Como legado da tradição wesleyana, a Congregação Cristã e outras denominações oriundas do avivamento pentecostal italiano costumam enterrar o pão e o vinho que sobraram da Santa Ceia.
Muitas igrejas simplesmente descartam o vinho restante em uma pia e ralo comuns e jogam o pão no lixo comum. Outras ainda deixam para os celebrantes ou guardas da igreja consumirem após o culto. Algumas tradições o preservam para darem aos fiéis doentes ou ausentes.
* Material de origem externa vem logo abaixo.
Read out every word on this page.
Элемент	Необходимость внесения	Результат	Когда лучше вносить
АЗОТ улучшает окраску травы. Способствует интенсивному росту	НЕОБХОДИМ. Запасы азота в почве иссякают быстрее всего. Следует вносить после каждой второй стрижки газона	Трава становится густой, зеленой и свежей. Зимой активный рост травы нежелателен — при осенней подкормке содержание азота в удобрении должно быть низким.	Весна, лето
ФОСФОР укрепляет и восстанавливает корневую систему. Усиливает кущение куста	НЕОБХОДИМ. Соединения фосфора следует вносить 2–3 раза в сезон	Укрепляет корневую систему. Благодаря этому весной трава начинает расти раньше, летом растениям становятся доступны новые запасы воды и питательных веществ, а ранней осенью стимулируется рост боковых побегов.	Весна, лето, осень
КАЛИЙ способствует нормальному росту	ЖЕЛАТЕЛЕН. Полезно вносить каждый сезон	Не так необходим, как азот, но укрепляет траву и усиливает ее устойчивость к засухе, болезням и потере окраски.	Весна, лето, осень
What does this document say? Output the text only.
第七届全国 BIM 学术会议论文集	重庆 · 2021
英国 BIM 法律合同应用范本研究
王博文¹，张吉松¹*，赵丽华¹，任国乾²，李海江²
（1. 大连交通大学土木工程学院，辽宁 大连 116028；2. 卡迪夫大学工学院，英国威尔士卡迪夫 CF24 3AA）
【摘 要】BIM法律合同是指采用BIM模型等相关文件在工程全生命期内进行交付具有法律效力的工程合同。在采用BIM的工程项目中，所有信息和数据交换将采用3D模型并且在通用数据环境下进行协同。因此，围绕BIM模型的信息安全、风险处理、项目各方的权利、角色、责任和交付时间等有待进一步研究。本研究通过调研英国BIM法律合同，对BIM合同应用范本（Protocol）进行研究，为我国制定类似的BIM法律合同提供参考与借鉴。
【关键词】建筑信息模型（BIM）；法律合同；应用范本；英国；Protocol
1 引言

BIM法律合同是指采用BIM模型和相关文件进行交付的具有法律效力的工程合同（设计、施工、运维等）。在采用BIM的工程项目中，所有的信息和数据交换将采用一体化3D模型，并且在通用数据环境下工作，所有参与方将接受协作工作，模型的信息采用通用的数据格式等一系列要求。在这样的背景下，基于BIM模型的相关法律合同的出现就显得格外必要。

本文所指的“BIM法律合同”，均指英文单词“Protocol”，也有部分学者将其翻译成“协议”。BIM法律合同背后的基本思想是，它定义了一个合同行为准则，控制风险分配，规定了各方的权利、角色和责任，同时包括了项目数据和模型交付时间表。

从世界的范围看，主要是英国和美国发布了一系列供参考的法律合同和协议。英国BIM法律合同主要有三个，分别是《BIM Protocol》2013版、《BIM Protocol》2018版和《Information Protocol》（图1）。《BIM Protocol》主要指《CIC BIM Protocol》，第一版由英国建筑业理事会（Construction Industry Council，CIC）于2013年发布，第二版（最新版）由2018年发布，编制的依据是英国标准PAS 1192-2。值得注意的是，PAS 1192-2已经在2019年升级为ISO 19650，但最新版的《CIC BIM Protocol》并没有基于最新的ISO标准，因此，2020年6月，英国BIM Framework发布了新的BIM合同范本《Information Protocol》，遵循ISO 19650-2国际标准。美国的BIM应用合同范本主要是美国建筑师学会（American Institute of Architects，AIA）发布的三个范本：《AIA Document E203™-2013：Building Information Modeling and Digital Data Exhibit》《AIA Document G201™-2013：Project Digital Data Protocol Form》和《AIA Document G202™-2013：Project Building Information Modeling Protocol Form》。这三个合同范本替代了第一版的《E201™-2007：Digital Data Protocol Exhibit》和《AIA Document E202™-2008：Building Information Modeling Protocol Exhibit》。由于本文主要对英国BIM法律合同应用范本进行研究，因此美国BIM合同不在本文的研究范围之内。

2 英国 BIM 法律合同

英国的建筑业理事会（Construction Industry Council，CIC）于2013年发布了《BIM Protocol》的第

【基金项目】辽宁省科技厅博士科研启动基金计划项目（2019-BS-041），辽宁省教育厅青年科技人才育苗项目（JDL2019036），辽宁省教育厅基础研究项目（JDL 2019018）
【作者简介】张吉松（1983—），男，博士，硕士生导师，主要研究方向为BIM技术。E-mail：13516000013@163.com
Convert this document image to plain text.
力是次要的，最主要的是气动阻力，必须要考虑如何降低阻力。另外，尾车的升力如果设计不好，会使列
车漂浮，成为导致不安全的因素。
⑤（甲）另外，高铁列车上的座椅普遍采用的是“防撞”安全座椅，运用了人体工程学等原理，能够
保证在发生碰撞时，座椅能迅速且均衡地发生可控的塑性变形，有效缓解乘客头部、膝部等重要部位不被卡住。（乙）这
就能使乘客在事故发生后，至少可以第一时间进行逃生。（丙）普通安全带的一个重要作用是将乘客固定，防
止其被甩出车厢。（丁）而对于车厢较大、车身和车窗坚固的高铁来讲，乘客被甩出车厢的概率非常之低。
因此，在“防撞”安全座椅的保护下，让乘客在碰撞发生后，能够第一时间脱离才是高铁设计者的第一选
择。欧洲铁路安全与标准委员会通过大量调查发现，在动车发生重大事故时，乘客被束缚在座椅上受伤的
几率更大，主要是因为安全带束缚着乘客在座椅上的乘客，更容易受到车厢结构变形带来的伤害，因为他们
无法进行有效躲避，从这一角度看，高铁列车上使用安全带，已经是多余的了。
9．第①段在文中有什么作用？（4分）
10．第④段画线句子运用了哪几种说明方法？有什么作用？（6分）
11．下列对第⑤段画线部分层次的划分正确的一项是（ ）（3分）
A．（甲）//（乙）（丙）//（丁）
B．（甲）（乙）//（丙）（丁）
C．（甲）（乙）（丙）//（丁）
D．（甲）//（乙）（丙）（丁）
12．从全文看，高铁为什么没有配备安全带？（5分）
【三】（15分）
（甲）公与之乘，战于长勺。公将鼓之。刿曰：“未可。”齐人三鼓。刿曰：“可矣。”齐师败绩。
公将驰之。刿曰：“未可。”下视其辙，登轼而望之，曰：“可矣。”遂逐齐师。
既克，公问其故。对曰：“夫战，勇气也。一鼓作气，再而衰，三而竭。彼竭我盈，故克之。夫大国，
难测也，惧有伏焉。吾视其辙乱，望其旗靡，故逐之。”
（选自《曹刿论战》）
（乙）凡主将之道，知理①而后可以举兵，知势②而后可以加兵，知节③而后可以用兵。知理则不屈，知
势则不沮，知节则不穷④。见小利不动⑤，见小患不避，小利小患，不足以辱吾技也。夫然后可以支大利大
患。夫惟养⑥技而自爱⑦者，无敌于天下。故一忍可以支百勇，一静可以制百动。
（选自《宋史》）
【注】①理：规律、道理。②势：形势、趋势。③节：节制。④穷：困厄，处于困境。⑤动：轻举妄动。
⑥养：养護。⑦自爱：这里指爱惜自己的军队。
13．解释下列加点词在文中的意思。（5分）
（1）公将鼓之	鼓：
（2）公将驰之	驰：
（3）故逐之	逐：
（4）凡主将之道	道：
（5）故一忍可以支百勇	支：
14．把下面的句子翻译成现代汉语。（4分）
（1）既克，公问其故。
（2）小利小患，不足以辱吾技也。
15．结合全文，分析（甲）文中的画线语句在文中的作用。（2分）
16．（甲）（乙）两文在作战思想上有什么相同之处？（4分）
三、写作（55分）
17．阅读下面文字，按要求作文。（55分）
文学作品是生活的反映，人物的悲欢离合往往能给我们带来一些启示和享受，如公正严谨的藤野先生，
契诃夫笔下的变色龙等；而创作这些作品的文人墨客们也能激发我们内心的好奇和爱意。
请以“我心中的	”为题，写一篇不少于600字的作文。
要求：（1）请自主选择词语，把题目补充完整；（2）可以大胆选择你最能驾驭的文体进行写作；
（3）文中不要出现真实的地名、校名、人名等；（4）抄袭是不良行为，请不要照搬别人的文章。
A questão do destino dos elementos foi ponto de controvérsia nas relações ecumênicas entre anglicanos e metodistas nos anos 1960, e entre luteranos e anglicanos nas reuniões que levaram à comunhão de Leuenberg. Em vista disso, resultou em um entendimento mútuo de não os tratar como lixo comum. Assim, foi admitido entre anglicanos, metodistas e luteranos práticas, entre outras, de enterrá-los ou dispô-los ao solo.
BIBLIOGRAFIA
Congregation for Divine Worship and the Discipline of the Sacraments. Instruction. Redemptionis Sacramentum, 25 March 2004
Hovda, Bjørn Ole. The Controversy over the Lord’s Supper in Danzig 1561–1567: Presence and Practice–Theology and Confessional Policy. Göttingen: Vandenhoeck & Ruprecht, 2017.
Lockton, William. The Treatment of the Remains at the Eucharist After Holy Communion and the Time of the Ablutions. Wipf & Stock Publishers, 2021.
Monette, Ruth. A Word on Holy Communion: Instructions as We Return to Receiving Bread and Wine. St Stephen the Martyr Anglican Church, Burnaby. 11 de Abril de 2022.
United Methodist Book of Worship. “A Service of Word and Table V”. UMBOW 51-53.
Weimarer Ausgabe Br 10, 336–341 (Luther’s and Bugenhagen’s Letter to Simon Wolferinus in Eisleben, 4.7.1543); Weimarer Ausgabe Br 10, 348–349 (Luther’s second Letter to Simon Wolferinus, 20.7.1543).